The way I like to handle this is to have the OOM trigger a little script or set of cmds that logs the issue and kills the process.

Then if you have the process supervised (via runit or something), it will just start back up (what else do you do after an OOM?), but you will have logged something, triggered a notification, whatever.

- Mark

Re: JVM Parameters to Startup Solr?

Posted by Mark Miller <ma...@gmail.com>.
Yes, I recommend this. You can't predict a JVM that has had an OOM - so it's best to neutralize it. We have seen cases where the node was messed up but still advertised as active and good in zk due to OOM's. Behavior after an OOM is undefined.

I was actually going to ask if you were positive you had restarted that node in the other OOM thread, because that sounded similar. Just a straw to grasp for, as I'd guess you are sure you did restart it.

- Mark

On Apr 24, 2013, at 11:37 AM, Timothy Potter <th...@gmail.com> wrote:

> Just verifying that it is also recommended to use the JVM options to
> kill on OOM? I vaguely recall a message from Mark about this sometime
> ago:
> 
> -XX:OnOutOfMemoryError="kill -9 %p" -XX:+HeapDumpOnOutOfMemoryError
> 
> On Wed, Apr 24, 2013 at 9:13 AM, Mark Miller <ma...@gmail.com> wrote:
>> 
>> On Apr 24, 2013, at 4:02 AM, Furkan KAMACI <fu...@gmail.com> wrote:
>> 
>>> Lucidworks Solr Guide says that:
>>> 
>>> "If you are using Sun's JVM, add the -server command-line option when you
>>> start Solr. This tells the JVM that it should optimize for a long running,
>>> server process. If the Java runtime on your system is a JRE, rather than a
>>> full JDK distribution (including javac and other development tools), then
>>> it is possible that it may not support the -server JVM option"
>>> 
>>> Does any folks using -server parameter? Also what parameters you are using
>>> to start up Solr?
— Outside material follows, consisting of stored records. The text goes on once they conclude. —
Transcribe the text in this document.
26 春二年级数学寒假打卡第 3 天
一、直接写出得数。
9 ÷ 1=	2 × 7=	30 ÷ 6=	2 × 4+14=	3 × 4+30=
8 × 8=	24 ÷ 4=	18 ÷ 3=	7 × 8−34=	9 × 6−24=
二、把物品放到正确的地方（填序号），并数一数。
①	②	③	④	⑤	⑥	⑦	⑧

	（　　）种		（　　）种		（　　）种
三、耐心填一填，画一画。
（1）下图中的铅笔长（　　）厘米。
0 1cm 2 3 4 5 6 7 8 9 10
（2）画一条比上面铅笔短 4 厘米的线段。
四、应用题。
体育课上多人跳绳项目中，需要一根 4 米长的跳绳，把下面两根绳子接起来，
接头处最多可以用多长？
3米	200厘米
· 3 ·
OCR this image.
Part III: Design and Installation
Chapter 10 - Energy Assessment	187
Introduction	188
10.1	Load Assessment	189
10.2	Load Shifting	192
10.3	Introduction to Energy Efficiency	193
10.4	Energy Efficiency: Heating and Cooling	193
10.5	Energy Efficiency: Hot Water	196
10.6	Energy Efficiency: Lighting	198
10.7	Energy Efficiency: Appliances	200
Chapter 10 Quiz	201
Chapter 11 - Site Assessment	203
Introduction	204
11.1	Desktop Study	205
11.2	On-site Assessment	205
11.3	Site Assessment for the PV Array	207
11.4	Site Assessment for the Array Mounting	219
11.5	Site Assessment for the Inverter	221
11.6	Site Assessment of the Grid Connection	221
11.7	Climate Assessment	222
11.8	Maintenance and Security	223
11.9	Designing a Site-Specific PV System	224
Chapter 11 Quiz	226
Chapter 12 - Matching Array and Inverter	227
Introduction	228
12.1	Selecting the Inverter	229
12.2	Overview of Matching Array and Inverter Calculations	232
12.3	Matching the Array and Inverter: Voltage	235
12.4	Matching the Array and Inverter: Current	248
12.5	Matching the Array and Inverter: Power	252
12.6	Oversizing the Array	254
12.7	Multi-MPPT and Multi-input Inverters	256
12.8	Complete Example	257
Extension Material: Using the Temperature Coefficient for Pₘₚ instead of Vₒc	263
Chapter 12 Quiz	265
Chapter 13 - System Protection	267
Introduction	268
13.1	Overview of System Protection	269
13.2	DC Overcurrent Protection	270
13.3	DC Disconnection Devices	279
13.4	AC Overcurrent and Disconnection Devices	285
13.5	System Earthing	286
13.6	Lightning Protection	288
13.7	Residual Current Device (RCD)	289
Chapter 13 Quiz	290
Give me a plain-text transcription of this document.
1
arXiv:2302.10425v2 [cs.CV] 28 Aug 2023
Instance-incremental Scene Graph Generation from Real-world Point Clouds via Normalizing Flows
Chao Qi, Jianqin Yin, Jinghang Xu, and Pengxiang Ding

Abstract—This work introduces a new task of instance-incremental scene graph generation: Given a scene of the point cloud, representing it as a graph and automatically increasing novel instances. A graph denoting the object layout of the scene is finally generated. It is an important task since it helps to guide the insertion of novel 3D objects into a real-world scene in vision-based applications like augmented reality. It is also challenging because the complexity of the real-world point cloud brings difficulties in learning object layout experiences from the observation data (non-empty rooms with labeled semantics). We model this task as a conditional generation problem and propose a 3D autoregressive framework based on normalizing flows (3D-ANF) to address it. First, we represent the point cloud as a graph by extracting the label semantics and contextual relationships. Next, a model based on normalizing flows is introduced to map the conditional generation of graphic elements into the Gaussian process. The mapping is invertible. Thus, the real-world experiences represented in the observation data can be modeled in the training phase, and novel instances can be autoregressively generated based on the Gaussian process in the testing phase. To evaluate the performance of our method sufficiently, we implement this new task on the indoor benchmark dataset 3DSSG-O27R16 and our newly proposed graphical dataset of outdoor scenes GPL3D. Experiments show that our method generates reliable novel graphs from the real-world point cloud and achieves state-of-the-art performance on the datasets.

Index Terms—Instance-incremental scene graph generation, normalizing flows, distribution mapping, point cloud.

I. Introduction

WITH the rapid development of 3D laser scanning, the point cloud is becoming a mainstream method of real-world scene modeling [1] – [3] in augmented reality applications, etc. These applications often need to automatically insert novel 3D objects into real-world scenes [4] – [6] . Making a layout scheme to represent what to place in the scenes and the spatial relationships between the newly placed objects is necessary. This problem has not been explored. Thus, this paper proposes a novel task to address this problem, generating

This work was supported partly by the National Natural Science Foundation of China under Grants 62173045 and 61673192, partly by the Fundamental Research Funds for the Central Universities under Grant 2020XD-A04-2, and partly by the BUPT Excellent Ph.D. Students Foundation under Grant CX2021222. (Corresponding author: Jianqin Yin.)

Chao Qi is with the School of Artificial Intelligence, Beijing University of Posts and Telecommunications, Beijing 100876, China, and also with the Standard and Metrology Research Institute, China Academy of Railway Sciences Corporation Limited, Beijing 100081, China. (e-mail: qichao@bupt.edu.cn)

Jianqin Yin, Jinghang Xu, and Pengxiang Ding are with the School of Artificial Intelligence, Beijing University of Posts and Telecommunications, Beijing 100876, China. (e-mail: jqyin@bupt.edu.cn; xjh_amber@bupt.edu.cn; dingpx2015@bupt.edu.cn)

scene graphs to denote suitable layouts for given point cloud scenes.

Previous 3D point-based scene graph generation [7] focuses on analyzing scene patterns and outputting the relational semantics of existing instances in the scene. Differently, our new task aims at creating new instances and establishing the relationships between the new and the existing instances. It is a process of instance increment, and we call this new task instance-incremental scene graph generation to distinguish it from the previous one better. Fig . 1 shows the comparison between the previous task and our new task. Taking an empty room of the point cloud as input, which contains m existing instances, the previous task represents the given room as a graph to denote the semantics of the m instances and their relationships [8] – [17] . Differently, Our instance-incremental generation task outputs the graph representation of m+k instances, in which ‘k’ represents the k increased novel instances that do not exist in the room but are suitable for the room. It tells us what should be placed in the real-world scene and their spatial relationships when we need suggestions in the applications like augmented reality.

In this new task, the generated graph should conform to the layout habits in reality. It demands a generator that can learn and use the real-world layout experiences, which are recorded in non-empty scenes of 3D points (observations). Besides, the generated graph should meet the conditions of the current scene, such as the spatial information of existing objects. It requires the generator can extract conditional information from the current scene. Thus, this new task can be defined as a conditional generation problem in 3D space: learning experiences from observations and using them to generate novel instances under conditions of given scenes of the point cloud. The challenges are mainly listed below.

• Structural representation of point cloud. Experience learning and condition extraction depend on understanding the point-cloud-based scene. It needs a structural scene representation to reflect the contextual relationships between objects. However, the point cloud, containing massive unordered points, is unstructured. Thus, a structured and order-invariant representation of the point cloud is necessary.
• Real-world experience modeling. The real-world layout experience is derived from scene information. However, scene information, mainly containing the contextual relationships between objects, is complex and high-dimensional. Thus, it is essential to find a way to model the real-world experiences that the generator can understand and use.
I mean parallel garbage collector vs.?
>> 
>> Unless you are using 32-bit Windows, you are probably getting the server JVM. It's not a bad idea to use -server to be sure - it's certainly preferable to -client for Solr.
>> 
>> You should generally use the concurrent low pause garbage collector with Solr.
>> 
>> - Mark
>> 


Re: JVM Parameters to Startup Solr?

Posted by Timothy Potter <th...@gmail.com>.
Just verifying that it is also recommended to use the JVM options to
kill on OOM? I vaguely recall a message from Mark about this sometime
ago:

-XX:OnOutOfMemoryError="kill -9 %p" -XX:+HeapDumpOnOutOfMemoryError

On Wed, Apr 24, 2013 at 9:13 AM, Mark Miller <ma...@gmail.com> wrote:
>
> On Apr 24, 2013, at 4:02 AM, Furkan KAMACI <fu...@gmail.com> wrote:
>
>> Lucidworks Solr Guide says that:
>>
>> "If you are using Sun's JVM, add the -server command-line option when you
>> start Solr. This tells the JVM that it should optimize for a long running,
>> server process. If the Java runtime on your system is a JRE, rather than a
>> full JDK distribution (including javac and other development tools), then
>> it is possible that it may not support the -server JVM option"
>>
>> Does any folks using -server parameter? Also what parameters you are using
>> to start up Solr? I mean parallel garbage collector vs.?
>
> Unless you are using 32-bit Windows, you are probably getting the server JVM. It's not a bad idea to use -server to be sure - it's certainly preferable to -client for Solr.
>
> You should generally use the concurrent low pause garbage collector with Solr.
>
> - Mark
>

Re: JVM Parameters to Startup Solr?

Posted by Mark Miller <ma...@gmail.com>.
On Apr 24, 2013, at 4:02 AM, Furkan KAMACI <fu...@gmail.com> wrote:

> Lucidworks Solr Guide says that:
> 
> "If you are using Sun's JVM, add the -server command-line option when you
> start Solr. This tells the JVM that it should optimize for a long running,
> server process. If the Java runtime on your system is a JRE, rather than a
> full JDK distribution (including javac and other development tools), then
> it is possible that it may not support the -server JVM option"
> 
> Does any folks using -server parameter? Also what parameters you are using
> to start up Solr? I mean parallel garbage collector vs.?

Unless you are using 32-bit Windows, you are probably getting the server JVM. It's not a bad idea to use -server to be sure - it's certainly preferable to -client for Solr.

You should generally use the concurrent low pause garbage collector with Solr.